The Academy of Motion Picture Arts and Sciences doesn't issue awards for display monitors, but those aspiring to the academy's Scientific and Technical Awards will undoubtedly have used technology that's inside the MultiSync PA301W monitor from NEC Display Solutions. Its 14-bit 3D lookup table (LUT) is used in the film industry to predict how colors will appear when projected onto the silver screen.
And for graphic designers, art and production staff, photo editors, and all manner of digital artists and other mortal professionals for whom color accuracy is critical for output, there's no better technology today than the 10-bit color palette in use in NEC's high-end digital display. It displays more than 93 percent of the NTSC's color gamut at 98.2 percent of Adobe's RGB gamut.
The technology was obvious in grayscale and color gradient tests, where absolutely no banding was visible when viewing the CRN Test Center's standard test images; shading transitioned from full to none as smoothly as could be. We dare you to try that with your monitor; we can almost guarantee that you'll see banding when you click this page.

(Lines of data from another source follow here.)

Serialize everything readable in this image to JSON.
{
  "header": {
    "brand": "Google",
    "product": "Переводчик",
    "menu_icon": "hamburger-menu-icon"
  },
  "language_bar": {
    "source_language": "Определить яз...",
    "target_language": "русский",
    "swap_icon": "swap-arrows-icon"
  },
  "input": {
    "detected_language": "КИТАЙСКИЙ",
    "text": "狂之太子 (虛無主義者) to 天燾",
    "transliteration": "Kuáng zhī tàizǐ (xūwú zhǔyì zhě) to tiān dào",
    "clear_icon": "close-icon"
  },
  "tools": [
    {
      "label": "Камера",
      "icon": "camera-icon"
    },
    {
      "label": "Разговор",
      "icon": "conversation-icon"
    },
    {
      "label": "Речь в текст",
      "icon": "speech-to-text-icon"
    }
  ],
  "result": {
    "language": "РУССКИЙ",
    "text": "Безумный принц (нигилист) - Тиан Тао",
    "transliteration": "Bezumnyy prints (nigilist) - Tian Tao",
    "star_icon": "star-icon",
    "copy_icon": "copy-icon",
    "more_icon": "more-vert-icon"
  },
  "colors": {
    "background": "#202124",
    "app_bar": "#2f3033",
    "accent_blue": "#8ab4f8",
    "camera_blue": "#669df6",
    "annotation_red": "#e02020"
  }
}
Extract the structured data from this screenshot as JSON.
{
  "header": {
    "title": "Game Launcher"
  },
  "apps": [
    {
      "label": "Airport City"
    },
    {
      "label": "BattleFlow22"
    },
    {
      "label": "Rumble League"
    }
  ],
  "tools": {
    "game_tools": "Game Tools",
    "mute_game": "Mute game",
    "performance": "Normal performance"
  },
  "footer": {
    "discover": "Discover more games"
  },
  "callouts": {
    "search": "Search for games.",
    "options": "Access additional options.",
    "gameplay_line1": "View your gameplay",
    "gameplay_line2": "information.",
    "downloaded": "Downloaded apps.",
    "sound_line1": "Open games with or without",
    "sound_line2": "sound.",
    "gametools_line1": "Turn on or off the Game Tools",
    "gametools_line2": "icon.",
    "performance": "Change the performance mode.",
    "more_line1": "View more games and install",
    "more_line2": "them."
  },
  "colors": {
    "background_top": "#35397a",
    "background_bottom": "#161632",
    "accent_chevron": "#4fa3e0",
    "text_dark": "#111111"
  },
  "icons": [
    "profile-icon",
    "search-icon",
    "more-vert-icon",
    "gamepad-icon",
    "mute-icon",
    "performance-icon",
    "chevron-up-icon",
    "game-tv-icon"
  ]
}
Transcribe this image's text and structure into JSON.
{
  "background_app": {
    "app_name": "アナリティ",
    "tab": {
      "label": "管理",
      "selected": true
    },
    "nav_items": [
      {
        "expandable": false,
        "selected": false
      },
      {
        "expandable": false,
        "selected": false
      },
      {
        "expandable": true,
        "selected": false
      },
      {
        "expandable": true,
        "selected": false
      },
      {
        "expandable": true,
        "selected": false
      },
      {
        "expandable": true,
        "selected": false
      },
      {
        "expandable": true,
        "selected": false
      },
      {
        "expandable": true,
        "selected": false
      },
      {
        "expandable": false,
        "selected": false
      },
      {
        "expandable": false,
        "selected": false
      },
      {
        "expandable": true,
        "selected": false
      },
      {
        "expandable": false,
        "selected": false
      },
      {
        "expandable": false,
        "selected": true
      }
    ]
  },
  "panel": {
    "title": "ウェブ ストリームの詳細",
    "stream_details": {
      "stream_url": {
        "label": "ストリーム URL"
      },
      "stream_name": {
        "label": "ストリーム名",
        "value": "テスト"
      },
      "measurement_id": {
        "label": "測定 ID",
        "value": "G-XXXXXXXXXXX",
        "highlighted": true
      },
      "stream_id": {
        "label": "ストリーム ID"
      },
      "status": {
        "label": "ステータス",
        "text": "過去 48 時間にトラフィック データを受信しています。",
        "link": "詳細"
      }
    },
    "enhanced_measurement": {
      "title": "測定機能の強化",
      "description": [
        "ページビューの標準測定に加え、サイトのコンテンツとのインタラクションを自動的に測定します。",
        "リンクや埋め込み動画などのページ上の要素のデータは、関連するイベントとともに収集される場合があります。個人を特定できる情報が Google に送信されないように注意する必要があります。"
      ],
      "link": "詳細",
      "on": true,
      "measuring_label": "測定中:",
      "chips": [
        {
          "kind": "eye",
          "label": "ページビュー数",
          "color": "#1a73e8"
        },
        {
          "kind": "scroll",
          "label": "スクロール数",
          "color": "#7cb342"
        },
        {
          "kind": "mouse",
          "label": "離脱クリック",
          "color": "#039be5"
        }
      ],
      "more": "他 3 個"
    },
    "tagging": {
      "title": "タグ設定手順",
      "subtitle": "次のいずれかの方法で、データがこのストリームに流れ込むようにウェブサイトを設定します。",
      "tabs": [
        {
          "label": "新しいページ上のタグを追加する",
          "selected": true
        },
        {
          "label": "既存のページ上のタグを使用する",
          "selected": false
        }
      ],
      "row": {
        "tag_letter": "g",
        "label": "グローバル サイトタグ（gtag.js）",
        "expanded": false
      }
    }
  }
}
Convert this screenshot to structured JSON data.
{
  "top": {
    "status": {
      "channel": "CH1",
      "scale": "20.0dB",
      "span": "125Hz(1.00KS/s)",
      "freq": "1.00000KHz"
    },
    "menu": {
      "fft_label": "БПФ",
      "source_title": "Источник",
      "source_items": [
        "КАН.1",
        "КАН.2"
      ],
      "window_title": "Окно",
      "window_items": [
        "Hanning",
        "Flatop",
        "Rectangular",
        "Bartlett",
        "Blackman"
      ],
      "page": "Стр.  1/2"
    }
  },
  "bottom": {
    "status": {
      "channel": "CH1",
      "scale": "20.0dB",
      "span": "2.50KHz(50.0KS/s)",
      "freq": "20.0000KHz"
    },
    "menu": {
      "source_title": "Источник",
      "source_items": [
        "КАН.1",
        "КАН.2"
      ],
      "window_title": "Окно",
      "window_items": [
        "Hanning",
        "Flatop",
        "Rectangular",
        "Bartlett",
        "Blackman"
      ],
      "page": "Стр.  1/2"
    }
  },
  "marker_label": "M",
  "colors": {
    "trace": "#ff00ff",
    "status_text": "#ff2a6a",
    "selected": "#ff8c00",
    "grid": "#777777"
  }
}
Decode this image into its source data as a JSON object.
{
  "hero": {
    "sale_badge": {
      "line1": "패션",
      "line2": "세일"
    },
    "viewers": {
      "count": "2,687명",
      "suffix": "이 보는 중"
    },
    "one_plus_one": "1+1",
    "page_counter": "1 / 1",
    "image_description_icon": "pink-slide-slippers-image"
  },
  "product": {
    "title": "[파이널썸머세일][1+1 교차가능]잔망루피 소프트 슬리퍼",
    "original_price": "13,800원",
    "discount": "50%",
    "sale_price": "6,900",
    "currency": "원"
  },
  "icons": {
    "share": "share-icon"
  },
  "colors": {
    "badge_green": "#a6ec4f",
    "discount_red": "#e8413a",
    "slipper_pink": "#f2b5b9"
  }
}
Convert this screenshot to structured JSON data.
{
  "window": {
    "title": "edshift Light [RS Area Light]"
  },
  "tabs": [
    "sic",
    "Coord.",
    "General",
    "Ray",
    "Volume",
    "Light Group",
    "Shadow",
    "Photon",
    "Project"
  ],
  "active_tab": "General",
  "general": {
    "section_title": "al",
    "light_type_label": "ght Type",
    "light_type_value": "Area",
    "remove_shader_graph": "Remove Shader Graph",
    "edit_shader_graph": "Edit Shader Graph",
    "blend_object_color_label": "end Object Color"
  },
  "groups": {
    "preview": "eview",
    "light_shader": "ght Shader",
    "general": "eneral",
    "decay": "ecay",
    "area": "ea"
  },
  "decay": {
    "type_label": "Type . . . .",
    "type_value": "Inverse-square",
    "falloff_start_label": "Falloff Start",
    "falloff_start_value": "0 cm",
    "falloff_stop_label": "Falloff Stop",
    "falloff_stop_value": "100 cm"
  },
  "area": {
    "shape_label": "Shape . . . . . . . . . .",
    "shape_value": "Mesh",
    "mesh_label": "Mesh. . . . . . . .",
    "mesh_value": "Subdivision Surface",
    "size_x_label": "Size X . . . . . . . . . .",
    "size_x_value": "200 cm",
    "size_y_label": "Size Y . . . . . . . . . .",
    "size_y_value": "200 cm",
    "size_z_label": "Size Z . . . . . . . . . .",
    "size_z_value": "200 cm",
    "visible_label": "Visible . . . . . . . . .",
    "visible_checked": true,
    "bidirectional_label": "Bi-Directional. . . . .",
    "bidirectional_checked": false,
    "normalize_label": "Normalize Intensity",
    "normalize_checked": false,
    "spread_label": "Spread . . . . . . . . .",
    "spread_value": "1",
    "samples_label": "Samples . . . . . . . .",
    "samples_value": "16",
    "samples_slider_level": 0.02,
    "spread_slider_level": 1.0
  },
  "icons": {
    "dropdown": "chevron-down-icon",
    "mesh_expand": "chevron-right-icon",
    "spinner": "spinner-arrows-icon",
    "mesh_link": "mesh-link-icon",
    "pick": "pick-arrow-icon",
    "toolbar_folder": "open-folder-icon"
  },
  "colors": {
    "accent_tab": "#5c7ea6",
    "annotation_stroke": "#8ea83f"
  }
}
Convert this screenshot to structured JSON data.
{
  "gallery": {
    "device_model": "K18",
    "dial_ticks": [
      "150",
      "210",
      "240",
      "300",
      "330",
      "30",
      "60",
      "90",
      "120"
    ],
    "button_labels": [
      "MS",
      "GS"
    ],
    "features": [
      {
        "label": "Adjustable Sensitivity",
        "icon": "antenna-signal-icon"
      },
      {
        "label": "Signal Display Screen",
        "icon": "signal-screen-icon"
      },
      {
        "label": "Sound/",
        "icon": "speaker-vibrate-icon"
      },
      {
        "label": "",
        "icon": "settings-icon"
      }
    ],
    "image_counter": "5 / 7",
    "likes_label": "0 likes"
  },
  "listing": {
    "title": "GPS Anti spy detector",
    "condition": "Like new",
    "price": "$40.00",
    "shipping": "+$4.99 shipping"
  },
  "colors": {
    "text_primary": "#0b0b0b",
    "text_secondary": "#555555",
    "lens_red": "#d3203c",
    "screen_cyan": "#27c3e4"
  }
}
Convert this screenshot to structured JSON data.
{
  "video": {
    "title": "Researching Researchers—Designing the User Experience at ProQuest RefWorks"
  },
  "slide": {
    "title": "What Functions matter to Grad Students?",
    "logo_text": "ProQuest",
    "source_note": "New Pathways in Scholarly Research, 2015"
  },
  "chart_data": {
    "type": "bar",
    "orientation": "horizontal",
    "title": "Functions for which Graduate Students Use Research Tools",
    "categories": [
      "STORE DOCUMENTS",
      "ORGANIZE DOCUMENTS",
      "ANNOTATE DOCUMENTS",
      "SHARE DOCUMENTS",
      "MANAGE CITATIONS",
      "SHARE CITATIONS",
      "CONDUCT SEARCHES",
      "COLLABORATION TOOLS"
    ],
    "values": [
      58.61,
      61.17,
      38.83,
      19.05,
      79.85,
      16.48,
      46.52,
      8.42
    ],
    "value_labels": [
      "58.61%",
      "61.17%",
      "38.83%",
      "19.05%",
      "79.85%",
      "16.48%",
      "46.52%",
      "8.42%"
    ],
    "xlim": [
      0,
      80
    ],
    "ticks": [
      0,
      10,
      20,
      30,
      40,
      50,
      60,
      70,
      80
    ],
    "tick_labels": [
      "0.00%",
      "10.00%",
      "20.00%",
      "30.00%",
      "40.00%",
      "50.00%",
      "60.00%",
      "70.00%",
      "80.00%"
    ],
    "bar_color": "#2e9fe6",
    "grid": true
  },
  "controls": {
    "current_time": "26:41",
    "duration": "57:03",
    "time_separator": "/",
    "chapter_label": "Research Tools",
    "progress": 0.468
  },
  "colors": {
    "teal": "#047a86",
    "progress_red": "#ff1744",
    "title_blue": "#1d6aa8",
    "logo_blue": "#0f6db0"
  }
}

But not with the $2,299 MultiSync PA301W, whose IPS panel drives a native resolution of 2560 x 1600 with absolutely no color and contrast distortion at all but the sharpest viewing angles. The all-digital monitor offers four inputs in all; two DVI-D (dual-link) and two DisplayPort. There's a dedicated (and proper) input button; no need for a ridiculous trip to the menu.
There are no HDMI or VGA ports. But NEC makes up for that in spades with a built-in KVM switch, a feature we've praised on other MultiSync models. Why is this useful? These days, it's common for people to use multiple PCs with a single monitor. But what about the peripherals from those PCs? NEC's built-in USB switch automatically transfers the keyboard and mouse connections to the PC that's currently being viewed. Brilliant, right?